In our study, we found that after only 1 redirection attempt, there is a statistically significant decrease in pull-out force compared with control. This was true for any number of redirections. Although the literature shows that unicortical and bicortical fixation for locking plates have similar failure forces,
the biomechanical fixation of K-wires is very different compared with locking screws. Biomechanical studies have shown K-wires to have similar outcomes to locking plates in the small bones of the hand, but literature on an analogous unicortical versus bicortical K-wire construct is lacking.
showed that redirecting pedicle screws led to a 24% decrease in failure force.
We also found that the loss of pull-out force did not increase with additional redirections. There was also no difference in force between a unicortical K-wire and a redirected wire, indicating that even a single redirection weakens the proximal cortical fixation to the point where the wire relies solely on the distal cortex for its fixation.
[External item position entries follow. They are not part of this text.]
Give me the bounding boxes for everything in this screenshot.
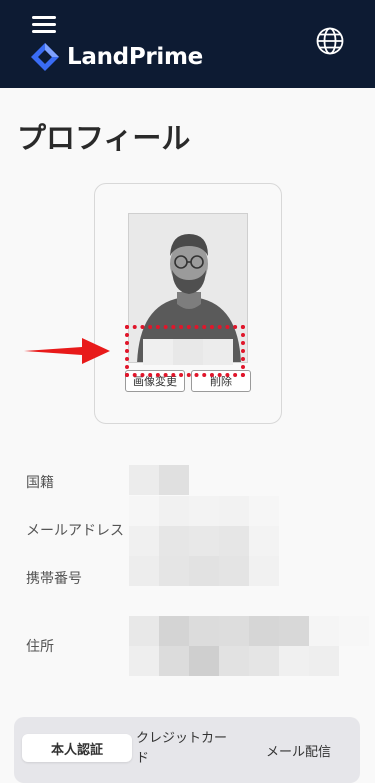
logo-diamond-icon — [31, 43, 59, 71]
tab-identity-verification[interactable]: 本人認証 — [22, 734, 132, 762]
highlight-annotation-box — [125, 325, 245, 377]
redacted-phone — [129, 556, 279, 586]
address-label: 住所 — [26, 639, 54, 655]
brand-name: LandPrime — [67, 44, 203, 70]
hamburger-menu-icon[interactable] — [32, 16, 56, 34]
page-title: プロフィール — [17, 121, 191, 155]
tab-credit-card[interactable]: クレジットカード — [136, 729, 236, 769]
globe-icon[interactable] — [315, 26, 345, 56]
phone-label: 携帯番号 — [26, 571, 82, 587]
nationality-label: 国籍 — [26, 475, 54, 491]
redacted-email — [129, 496, 279, 556]
red-arrow-right-icon — [24, 338, 110, 364]
brand-logo[interactable]: LandPrime — [30, 42, 203, 72]
email-label: メールアドレス — [26, 523, 124, 539]
top-app-bar: LandPrime — [0, 0, 375, 88]
bottom-tab-bar: 本人認証 クレジットカード メール配信 — [14, 717, 360, 783]
redacted-address — [129, 616, 369, 676]
tab-mail-delivery[interactable]: メール配信 — [266, 741, 331, 760]
redacted-nationality — [129, 465, 189, 495]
There are no known studies that compare unicortical wires with bicortical wires in vivo or that comment on how much pull-out strength is adequate for construct strength in a clinical context. In the case of osteoporotic bone or other deficiencies in bone strength, unicortical fixation may not be adequate.
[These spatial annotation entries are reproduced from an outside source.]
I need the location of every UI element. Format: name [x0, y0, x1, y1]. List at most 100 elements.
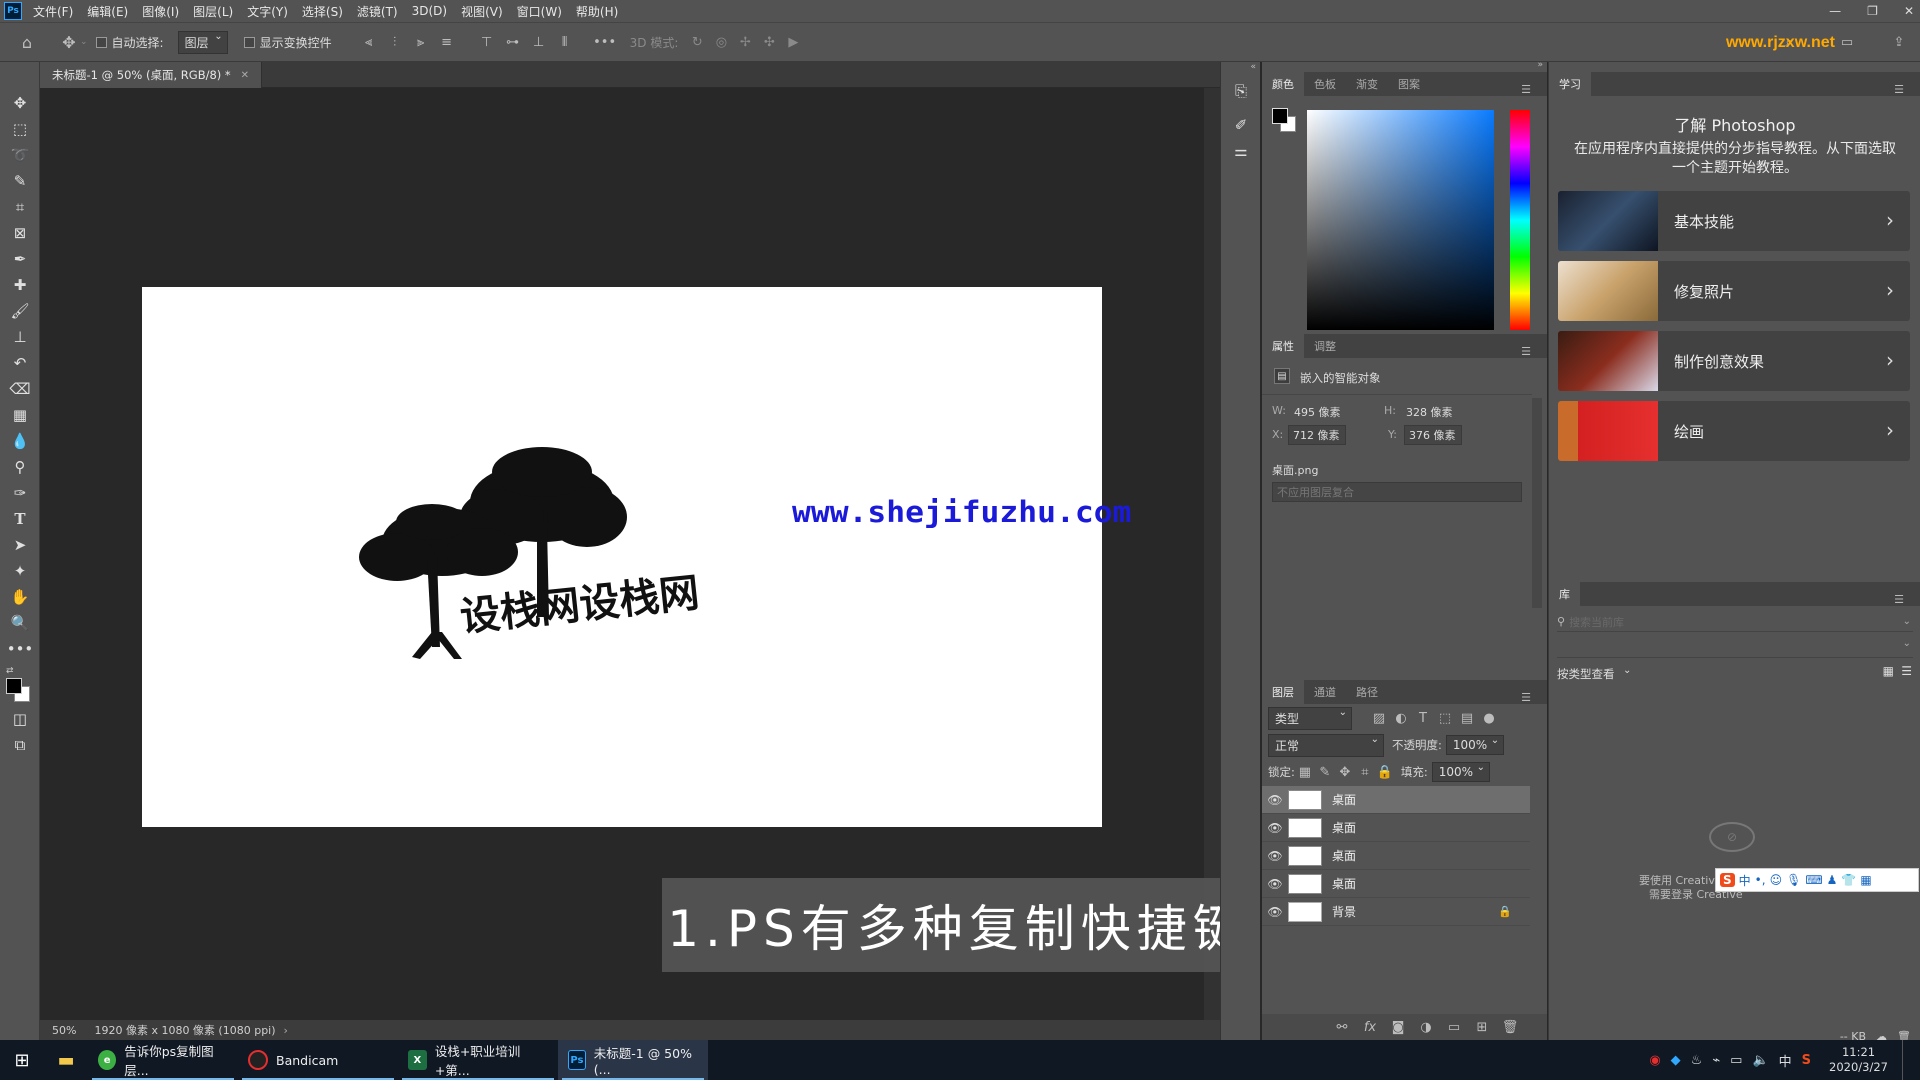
opacity-field[interactable]: 100% [1445, 735, 1505, 755]
menu-layer[interactable]: 图层(L) [186, 3, 240, 20]
add-mask-icon[interactable]: ◙ [1387, 1016, 1409, 1038]
distribute-h-icon[interactable]: ⦀ [554, 31, 576, 53]
new-adjustment-icon[interactable]: ◑ [1415, 1016, 1437, 1038]
tab-swatches[interactable]: 色板 [1304, 72, 1346, 96]
more-options-icon[interactable]: ••• [593, 31, 616, 53]
ime-emoji-icon[interactable]: ☺ [1770, 873, 1783, 887]
expand-icon[interactable]: » [1537, 60, 1543, 70]
ime-punct-icon[interactable]: •, [1755, 873, 1766, 887]
align-vcenter-icon[interactable]: ⊶ [502, 31, 524, 53]
new-layer-icon[interactable]: ⊞ [1471, 1016, 1493, 1038]
align-left-icon[interactable]: ⫷ [358, 31, 380, 53]
layer-name[interactable]: 桌面 [1332, 847, 1356, 864]
menu-image[interactable]: 图像(I) [135, 3, 186, 20]
layer-row[interactable]: 👁 桌面 [1262, 814, 1530, 842]
x-field[interactable]: 712 像素 [1288, 425, 1346, 445]
filter-smart-icon[interactable]: ▤ [1456, 707, 1478, 729]
color-field[interactable] [1307, 110, 1494, 330]
zoom-level[interactable]: 50% [52, 1024, 76, 1037]
ime-user-icon[interactable]: ♟ [1827, 873, 1838, 887]
visibility-eye-icon[interactable]: 👁 [1262, 821, 1288, 835]
visibility-eye-icon[interactable]: 👁 [1262, 877, 1288, 891]
layer-row[interactable]: 👁 背景 🔒 [1262, 898, 1530, 926]
marquee-tool-icon[interactable]: ⬚ [0, 116, 40, 142]
taskbar-app-excel[interactable]: X 设栈+职业培训+第... [398, 1040, 558, 1080]
ime-keyboard-icon[interactable]: ⌨ [1805, 873, 1822, 887]
filter-pixel-icon[interactable]: ▨ [1368, 707, 1390, 729]
3d-slide-icon[interactable]: ✣ [758, 31, 780, 53]
tool-preset-chevron-icon[interactable]: ⌄ [80, 37, 88, 47]
layer-name[interactable]: 桌面 [1332, 875, 1356, 892]
panel-menu-icon[interactable]: ☰ [1511, 685, 1541, 709]
adjustments-icon[interactable]: ⚌ [1221, 138, 1261, 164]
tab-libraries[interactable]: 库 [1549, 582, 1580, 606]
3d-roll-icon[interactable]: ◎ [710, 31, 732, 53]
tab-layers[interactable]: 图层 [1262, 680, 1304, 704]
minimize-icon[interactable]: — [1829, 4, 1841, 18]
fill-field[interactable]: 100% [1431, 762, 1491, 782]
ime-toolbar[interactable]: S 中 •, ☺ 🎙 ⌨ ♟ 👕 ▦ [1715, 868, 1919, 892]
menu-help[interactable]: 帮助(H) [569, 3, 625, 20]
quick-mask-icon[interactable]: ◫ [0, 706, 40, 732]
share-icon[interactable]: ⇪ [1888, 31, 1910, 53]
eraser-tool-icon[interactable]: ⌫ [0, 376, 40, 402]
show-desktop-button[interactable] [1902, 1040, 1908, 1080]
tray-ime-label[interactable]: 中 [1779, 1051, 1792, 1070]
visibility-eye-icon[interactable]: 👁 [1262, 849, 1288, 863]
auto-select-dropdown[interactable]: 图层 [177, 30, 228, 54]
lock-position-icon[interactable]: ✥ [1335, 761, 1355, 783]
document-canvas[interactable]: www.shejifuzhu.com 设栈网设栈网 [142, 287, 1131, 827]
brush-tool-icon[interactable]: 🖌 [0, 298, 40, 324]
tab-adjustments[interactable]: 调整 [1304, 334, 1346, 358]
link-layers-icon[interactable]: ⚯ [1331, 1016, 1353, 1038]
list-view-icon[interactable]: ☰ [1901, 664, 1912, 678]
path-select-tool-icon[interactable]: ➤ [0, 532, 40, 558]
menu-filter[interactable]: 滤镜(T) [350, 3, 405, 20]
layer-filter-dropdown[interactable]: 类型 [1268, 706, 1352, 730]
menu-window[interactable]: 窗口(W) [510, 3, 569, 20]
tab-patterns[interactable]: 图案 [1388, 72, 1430, 96]
menu-3d[interactable]: 3D(D) [405, 4, 454, 18]
layer-name[interactable]: 桌面 [1332, 791, 1356, 808]
clone-stamp-tool-icon[interactable]: ⊥ [0, 324, 40, 350]
collapse-icon[interactable]: « [1250, 62, 1256, 72]
windows-start-icon[interactable]: ⊞ [0, 1040, 44, 1080]
taskbar-app-bandicam[interactable]: Bandicam [238, 1040, 398, 1080]
ime-menu-icon[interactable]: ▦ [1860, 873, 1871, 887]
tab-learn[interactable]: 学习 [1549, 72, 1591, 96]
align-hcenter-icon[interactable]: ⫶ [384, 31, 406, 53]
close-icon[interactable]: ✕ [1904, 4, 1914, 18]
blend-mode-dropdown[interactable]: 正常 [1268, 733, 1384, 757]
layer-row[interactable]: 👁 桌面 [1262, 842, 1530, 870]
auto-select-checkbox[interactable] [95, 36, 107, 48]
height-value[interactable]: 328 像素 [1406, 404, 1453, 420]
new-group-icon[interactable]: ▭ [1443, 1016, 1465, 1038]
align-right-icon[interactable]: ⫸ [410, 31, 432, 53]
filter-toggle-icon[interactable]: ● [1478, 707, 1500, 729]
lasso-tool-icon[interactable]: ➰ [0, 142, 40, 168]
lock-all-icon[interactable]: 🔒 [1375, 761, 1395, 783]
layer-row[interactable]: 👁 桌面 [1262, 870, 1530, 898]
restore-icon[interactable]: ❐ [1867, 4, 1878, 18]
3d-camera-icon[interactable]: ▶ [782, 31, 804, 53]
delete-layer-icon[interactable]: 🗑 [1499, 1016, 1521, 1038]
y-field[interactable]: 376 像素 [1404, 425, 1462, 445]
grid-view-icon[interactable]: ▦ [1883, 664, 1894, 678]
properties-scrollbar[interactable] [1532, 398, 1542, 608]
dodge-tool-icon[interactable]: ⚲ [0, 454, 40, 480]
color-swatches[interactable]: ⇄ [0, 662, 39, 706]
lock-pixels-icon[interactable]: ✎ [1315, 761, 1335, 783]
zoom-tool-icon[interactable]: 🔍 [0, 610, 40, 636]
tab-properties[interactable]: 属性 [1262, 334, 1304, 358]
ime-skin-icon[interactable]: 👕 [1841, 873, 1856, 887]
layer-style-icon[interactable]: fx [1359, 1016, 1381, 1038]
filter-adjust-icon[interactable]: ◐ [1390, 707, 1412, 729]
blur-tool-icon[interactable]: 💧 [0, 428, 40, 454]
hue-slider[interactable] [1510, 110, 1530, 330]
eyedropper-tool-icon[interactable]: ✒ [0, 246, 40, 272]
crop-tool-icon[interactable]: ⌗ [0, 194, 40, 220]
close-tab-icon[interactable]: ✕ [241, 70, 249, 81]
library-search[interactable]: ⚲ 搜索当前库 ⌄ [1557, 612, 1913, 632]
show-transform-option[interactable]: 显示变换控件 [243, 34, 332, 51]
menu-file[interactable]: 文件(F) [26, 3, 80, 20]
There are several limitations of our study. We recognize that K-wire pullout is not the usual mode of failure and that fracture stability after K-wiring also depends on multiple factors including fracture geometry, interdigitation, and orientation. Ultimately, K-wire stability depends on cortical purchase, leading to our choice to investigate the friction force of the K-wire. In addition, it is unknown what the clinically acceptable pull-out force is for K-wire fixation of a fracture, making unclear the clinical effect of the differences found by this study. We believe that our study provides the clinician with knowledge to make a more informed judgment during a surgical case because it is important to recognize that the redirection of a wire may result in a nearly 50% loss of pull-out force. Bending, axial loading, and torque metrics for the bone substrates should be studied to further compare the impact of redirections. It would also be beneficial to observe the frequency of redirections occurring in a clinical setting and to follow patient outcomes.
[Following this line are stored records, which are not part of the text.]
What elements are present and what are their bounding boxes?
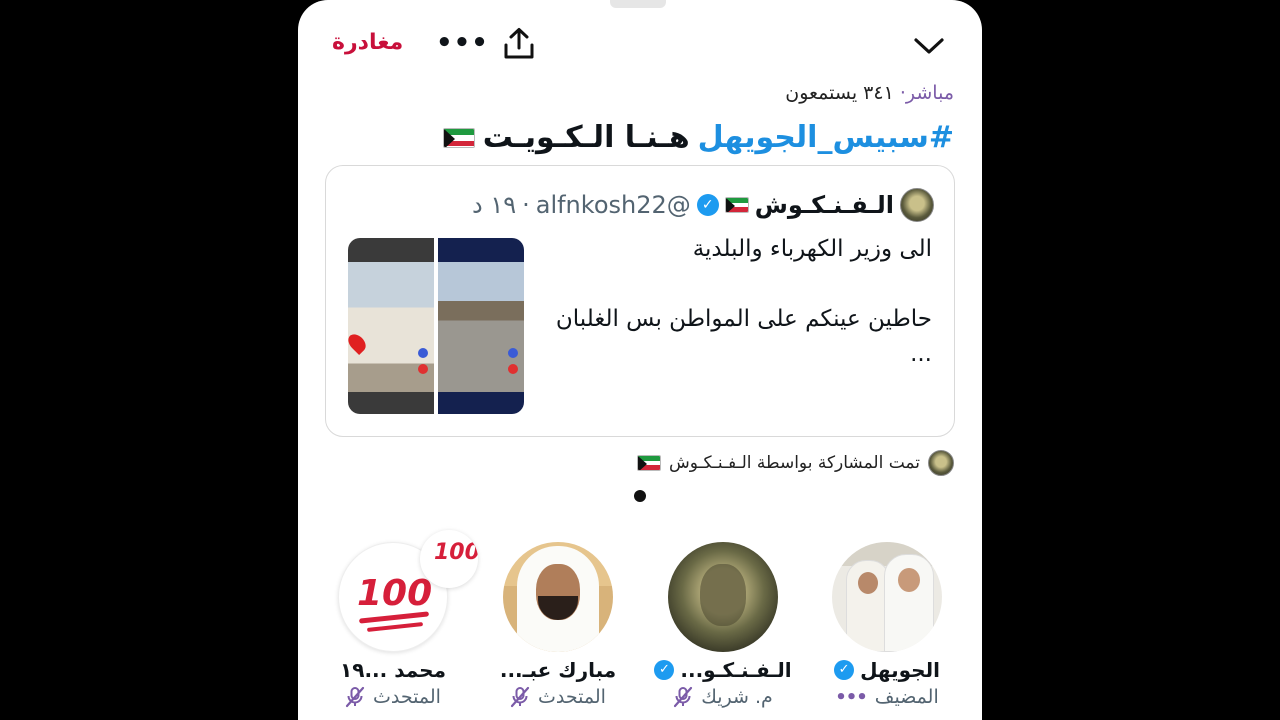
tweet-author-avatar[interactable] <box>900 188 934 222</box>
shared-by-line: تمت المشاركة بواسطة الـفـنـكـوش <box>637 450 954 476</box>
tweet-text: الى وزير الكهرباء والبلدية حاطين عينكم ع… <box>542 232 932 372</box>
pinned-tweet-card[interactable]: الـفـنـكـوش ✓ @alfnkosh22 · ١٩ د الى وزي… <box>325 165 955 437</box>
tweet-handle: @alfnkosh22 <box>535 191 691 219</box>
space-sheet: مغادرة ••• مباشر· ٣٤١ يستمعون #سبيس_الجو… <box>298 0 982 720</box>
title-text: هـنـا الـكـويـت <box>482 120 690 155</box>
kuwait-flag-icon <box>637 455 662 471</box>
participant-role-row: المضيف ••• <box>812 686 962 708</box>
participant-role: المتحدث <box>538 686 606 708</box>
tweet-media[interactable] <box>348 238 524 414</box>
tweet-line: الى وزير الكهرباء والبلدية <box>692 236 932 262</box>
avatar[interactable] <box>832 542 942 652</box>
listener-count: ٣٤١ يستمعون <box>785 82 894 104</box>
mic-off-icon <box>510 686 530 708</box>
title-hashtag-link[interactable]: #سبيس_الجويهل <box>698 120 954 155</box>
tweet-line: ... <box>910 341 932 367</box>
top-bar: مغادرة ••• <box>298 22 982 66</box>
participant-speaker-1[interactable]: مبارك عبـ... المتحدث <box>483 542 633 720</box>
sharer-avatar[interactable] <box>928 450 954 476</box>
verified-badge-icon: ✓ <box>696 194 719 216</box>
kuwait-flag-icon <box>724 197 749 213</box>
participant-name-row: محمد ...١٩ <box>318 658 468 682</box>
tweet-author-name[interactable]: الـفـنـكـوش <box>755 191 894 219</box>
kuwait-flag-icon <box>442 127 475 148</box>
tweet-time: ١٩ د <box>471 191 517 219</box>
media-image-1[interactable] <box>348 238 434 414</box>
share-icon[interactable] <box>501 26 537 62</box>
participant-speaker-2[interactable]: 100 100 محمد ...١٩ المتحدث <box>318 530 478 720</box>
mic-off-icon <box>674 686 693 708</box>
chevron-down-icon[interactable] <box>912 28 946 62</box>
verified-badge-icon: ✓ <box>654 660 675 680</box>
sheet-grabber-handle[interactable] <box>610 0 666 8</box>
more-options-icon[interactable]: ••• <box>436 24 489 62</box>
shared-by-text: تمت المشاركة بواسطة الـفـنـكـوش <box>669 453 920 473</box>
verified-badge-icon: ✓ <box>834 660 855 680</box>
tweet-separator: · <box>522 191 530 219</box>
participant-role-row: المتحدث <box>483 686 633 708</box>
reaction-emoji-icon: 100 <box>420 530 478 588</box>
host-wave-icon: ••• <box>835 686 868 708</box>
leave-button[interactable]: مغادرة <box>332 30 403 55</box>
participant-name-row: مبارك عبـ... <box>483 658 633 682</box>
media-image-2[interactable] <box>438 238 524 414</box>
participant-name-row: الـفـنـكـو... ✓ <box>648 658 798 682</box>
participant-name: مبارك عبـ... <box>499 658 617 682</box>
avatar[interactable] <box>668 542 778 652</box>
participant-role-row: المتحدث <box>318 686 468 708</box>
participant-role-row: م. شريك <box>648 686 798 708</box>
participant-host[interactable]: الجويهل ✓ المضيف ••• <box>812 542 962 720</box>
tweet-line: حاطين عينكم على المواطن بس الغلبان <box>555 306 932 332</box>
hundred-emoji-icon: 100 <box>357 573 433 614</box>
participant-name: الجويهل <box>860 658 940 682</box>
space-title: #سبيس_الجويهل هـنـا الـكـويـت <box>442 120 954 155</box>
participant-role: م. شريك <box>701 686 773 708</box>
page-indicator-dot <box>634 490 646 502</box>
participant-name: الـفـنـكـو... <box>680 658 792 682</box>
participant-cohost[interactable]: الـفـنـكـو... ✓ م. شريك <box>648 542 798 720</box>
live-label: مباشر <box>905 82 954 104</box>
live-status: مباشر· ٣٤١ يستمعون <box>785 82 954 104</box>
avatar[interactable] <box>503 542 613 652</box>
tweet-header: الـفـنـكـوش ✓ @alfnkosh22 · ١٩ د <box>472 188 934 222</box>
participant-name: محمد ...١٩ <box>340 658 446 682</box>
mic-off-icon <box>345 686 365 708</box>
participant-role: المضيف <box>874 686 939 708</box>
participant-role: المتحدث <box>373 686 441 708</box>
participant-name-row: الجويهل ✓ <box>812 658 962 682</box>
Another limitation of our study was the use of sawbones as a fixation substrate. We selected this model to eliminate as many variables as possible, such as quality of bone, thickness of cortical and cancellous bone, and any periosteum or soft tissue attachments. The use of a flat plate allowed us to redirect while maintaining the same substrate thickness through all redirections. However, periosteum and other attachments may contribute substantially to fixation stability and additionally the remodeling of bone may play a role in the long term.
Although the clinical difference is uncertain, it may be advisable to avoid any redirections of a K-wire through the same proximal hole, especially for fixation in a case that demands optimal K-wire placement, or in a patient with uncertain bone quality.